Science has caught up with the roasting of the bean, in as much as the ingredients have been matched to temperature release, and how to obtain the best development of certain chemicals in optimized processes.

Taste, however is personal.

There is a current fad of under roasting beans to leave the taste "light". To my taste, the bean is undeveloped to its taste potential, and not something I aspire to in a roast. But you know what? I can reproduce it at home on a variety of domestic and home made roasters. However, I dont have to. Its my machine, my beans and my taste. Thats why I do it. Anyone with thirst for knowledge, and who has put some time in practical experience, can roast beans satisfactorily, and make the coffee of his or her taste preference consistently and accurately.

There is no magic to roasting coffee. There is only adherence to the 'profile', reproducing a well liked recipe (that takes into account the quality of the crop) time and time again. The "magic", if you call it that, is in developing a profile for a single origin, or a blend that is well rounded and brings out interesting nuances in the roast.

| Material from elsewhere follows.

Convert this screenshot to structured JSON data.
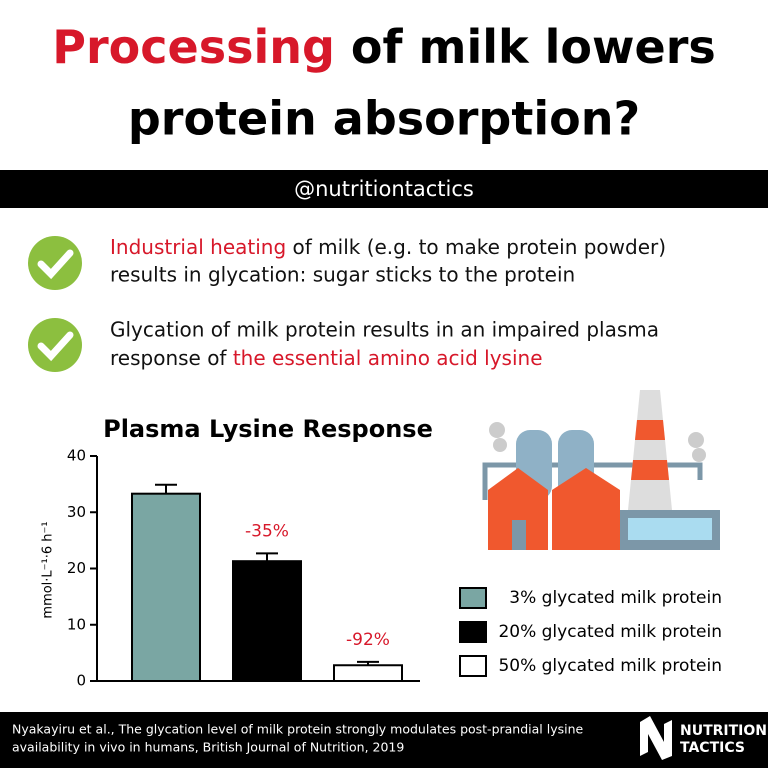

It is impossible to reproduce the exact "taste" of a professional roast if the fuel or vehicle for roasting in at home, is different. If I use a hot air gun or a fluid bed at home, one is electric and one is gas. The taste of the roast, although following identical timings and heat progression, will result in 2 different bean tastes. The gas will be slightly more 'earthy", but no where near the same depth of earthiness as done in a commercial drum roaster, and the hot air gun will be all middle and top notes and much much brighter in taste. Even if I roast in a 1lb sample roaster that is a miniature electric drum roaster, identical except for fuel source, the taste WILL be different to the commercial roast somewhat.

All the above said. If all I had was one home roaster, I believe, I KNOW, that my product is as good as anyone elses, to my profile and reproducible every time. People like what they like and stick with it.

Example. It stopped raining today for an hour. I roasted 250 grams of Colombian FAST. all done and dusted to just the first pop of second crack in 9 minutes. I roasted 200g of Colombian to just first pop of second crack in 13 minutes. Finally I roasted 600grams of Colombian Suarez in my normal profile of 15 mins. I did them all in an electric breadmaker with hot air gun. I KNOW my normal profile will be totally acceptable in 5 days. Im going to try the other two and see where I want to take them. (I cupped them and believe the 9 minute roast has potential. The 13 minute will prob be mixed in with some other bean for a blend)

Home roasters are professional roasters in the wings with smaller toys. Its from us that the ideas come and develop. I can barista, I dont want to do it as a job. I prefer to make the coffee, literally.


----------